NAACP president won't be returning as leader

Claudine Rigal
Mai 20, 2017

The NAACP, America's oldest civil rights group, is replacing its president, Cornell William Brooks, and planning a "transformational retooling", according to the group's board of directors.

Mr. [Cornell William] Brooks, who said in an interview that he was "baffled" and saddened by the decision, will leave the organization at the end of June when his contract expires...

President and CEO of the NAACP Cornell Brooks listens to remarks at the International Association of Chiefs of Police convention in Chicago, Illinois, U.S., on October 27, 2015.

"These changing times require us to be vigilant and agile, but we have never been more committed or ready for the challenges ahead", NAACP board chairman Leon W. Russell said in a statement.

The NAACP is dismissing its president as the biggest US civil rights organization tries to recast itself to strengthen its advocacy role and better support local activism, officials said on Friday.

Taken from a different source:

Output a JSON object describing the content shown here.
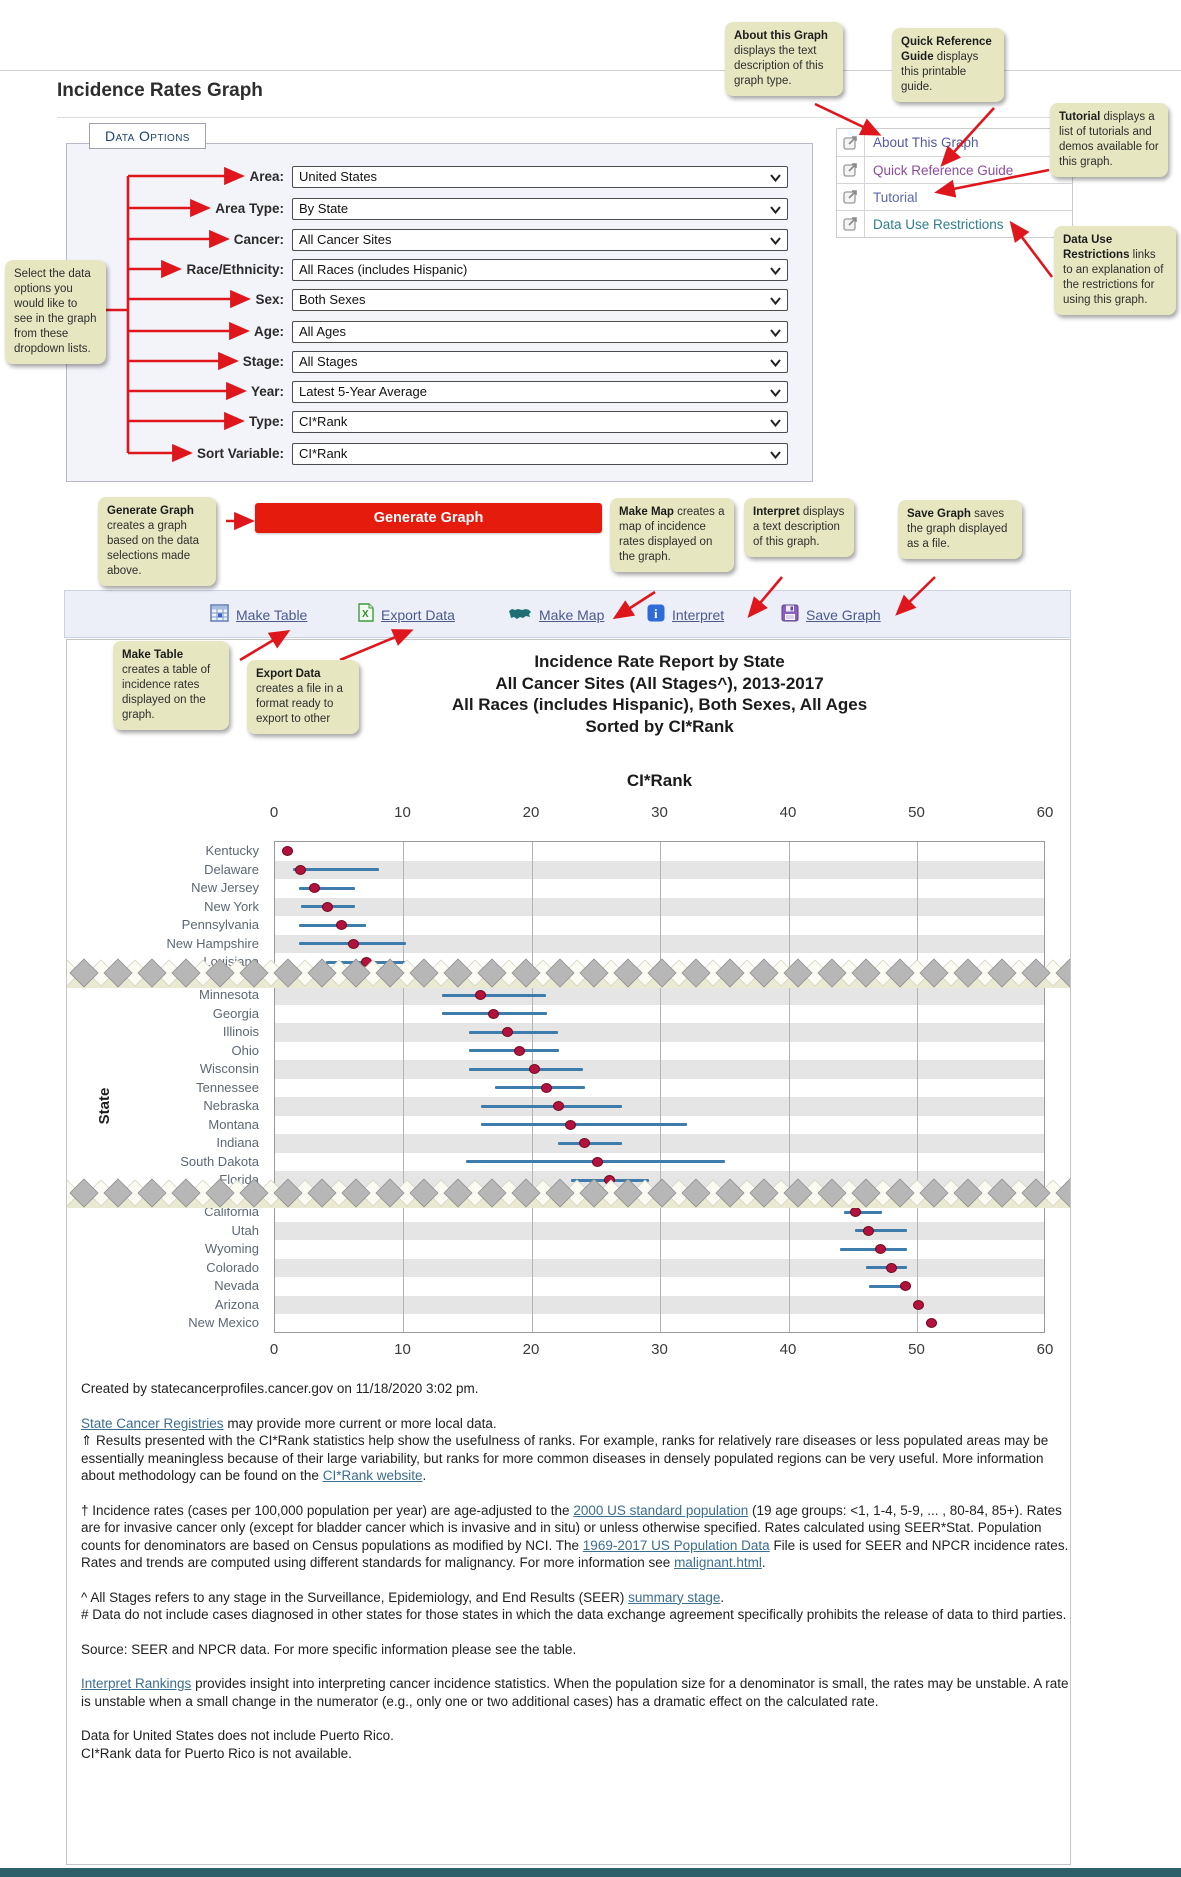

The national board of the NAACP is expected to vote to dismiss its president, The New York Times reports.

As part of that commitment, the NAACP Board also announced today that they will embark on a listening tour, for the first time in its history.

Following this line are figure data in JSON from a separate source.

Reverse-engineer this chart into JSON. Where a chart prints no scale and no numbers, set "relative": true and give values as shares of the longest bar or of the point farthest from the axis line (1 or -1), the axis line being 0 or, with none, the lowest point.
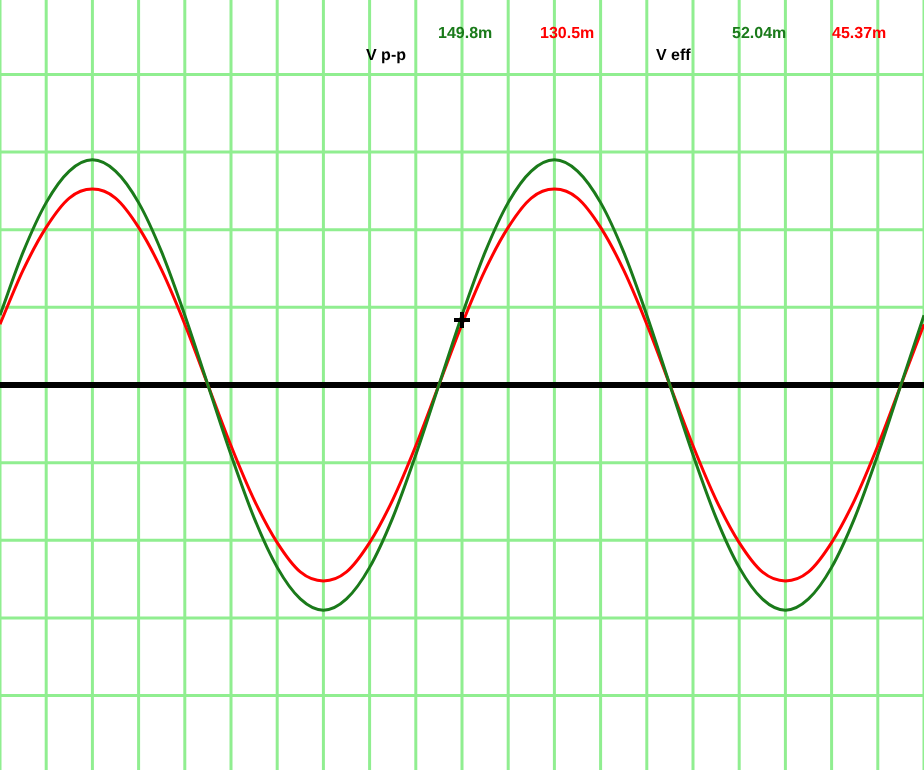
{
  "chart_data": {
    "type": "line",
    "relative": true,
    "grid": true,
    "legend": false,
    "marker": "none",
    "line_style": "solid",
    "categories": [
      null,
      null,
      null,
      null,
      null,
      null,
      null,
      null,
      null,
      null,
      null,
      null,
      null,
      null,
      null,
      null,
      null,
      null,
      null,
      null,
      null,
      null,
      null,
      null,
      null,
      null,
      null,
      null,
      null,
      null,
      null,
      null,
      null,
      null,
      null,
      null,
      null,
      null,
      null,
      null,
      null
    ],
    "series": [
      {
        "color": "#1a7a1a",
        "values": [
          0.31,
          0.59,
          0.81,
          0.95,
          1,
          0.95,
          0.81,
          0.59,
          0.31,
          0,
          -0.31,
          -0.59,
          -0.81,
          -0.95,
          -1,
          -0.95,
          -0.81,
          -0.59,
          -0.31,
          0,
          0.31,
          0.59,
          0.81,
          0.95,
          1,
          0.95,
          0.81,
          0.59,
          0.31,
          0,
          -0.31,
          -0.59,
          -0.81,
          -0.95,
          -1,
          -0.95,
          -0.81,
          -0.59,
          -0.31,
          0,
          0.31
        ]
      },
      {
        "color": "#ff0000",
        "values": [
          0.27,
          0.51,
          0.7,
          0.83,
          0.87,
          0.83,
          0.7,
          0.51,
          0.27,
          0,
          -0.27,
          -0.51,
          -0.7,
          -0.83,
          -0.87,
          -0.83,
          -0.7,
          -0.51,
          -0.27,
          0,
          0.27,
          0.51,
          0.7,
          0.83,
          0.87,
          0.83,
          0.7,
          0.51,
          0.27,
          0,
          -0.27,
          -0.51,
          -0.7,
          -0.83,
          -0.87,
          -0.83,
          -0.7,
          -0.51,
          -0.27,
          0,
          0.27
        ]
      }
    ],
    "annotations": [
      "V p-p",
      "149.8m",
      "130.5m",
      "V eff",
      "52.04m",
      "45.37m"
    ]
  }
}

Explaining the choice to replace Brooks, Russell and Johnson didn't identify a particular thing that Brooks had done wrong - or even one thing that the NAACP, as a whole, had been doing wrong.

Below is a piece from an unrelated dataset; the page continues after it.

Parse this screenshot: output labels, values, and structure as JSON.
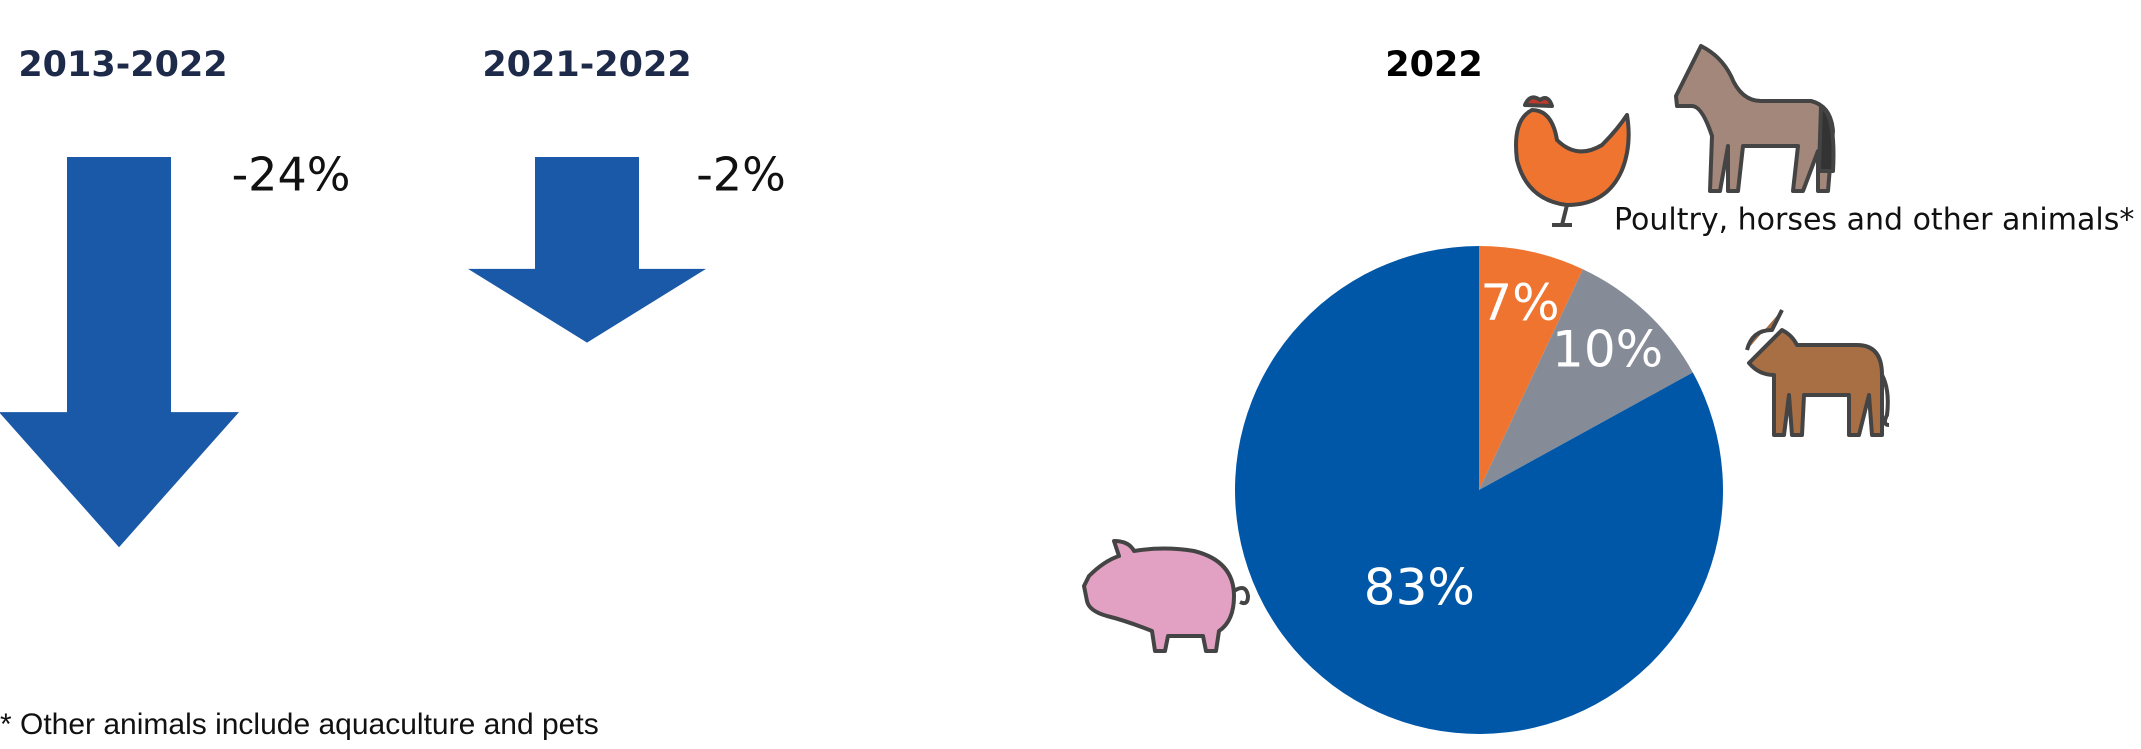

Brooks, a lawyer and minister, said membership and donations had increased during his tenure and NAACP lawyers had won nine court cases in 10 months over voter suppression. It was not immediately known what his future plans were.

Catherine Flowers, founder of the Alabama Center for Rural Enterprise, an organization that advocates for poor and black people living in rural areas, said she wasn't surprised at the coming change.

"I would like to see the NAACP be more nimble when it comes to civil rights challenges", said Levy-Pounds, an attorney and leader in the Black Lives Matter movement, who is now campaigning for mayor of Minneapolis.

Brooks also staged a Justice Tour - holding events around the country to discuss social justice concerns - and led a seven-day protest march from Ferguson, Missouri, to the state capitol building to protest the fatal shooting of unarmed black teen Michael Brown by a police officer. Ernest L. Johnson Sr., president of the NAACP Louisiana State Conference, invited Brooks to visit Baton Rouge less than a week after a white police officer shot and killed a black man during a struggle outside a convenience store past year.

Johnson said Brooks met with Sterling's relatives and during a rally outside Baton Rouge's City Hall, said he was exhausted of victims of police shootings being treated as "hashtag tragedies" instead of human beings mourned by their families.

"We have to work together with other folks, young folks, old folks, in-between folks to ensure that we stop the kind of cynicism, the kind of relapse to a bad old situation that Trump represents", Russell said. "He's very energetic. Whenever we needed him in the state of Louisiana, he came to Louisiana".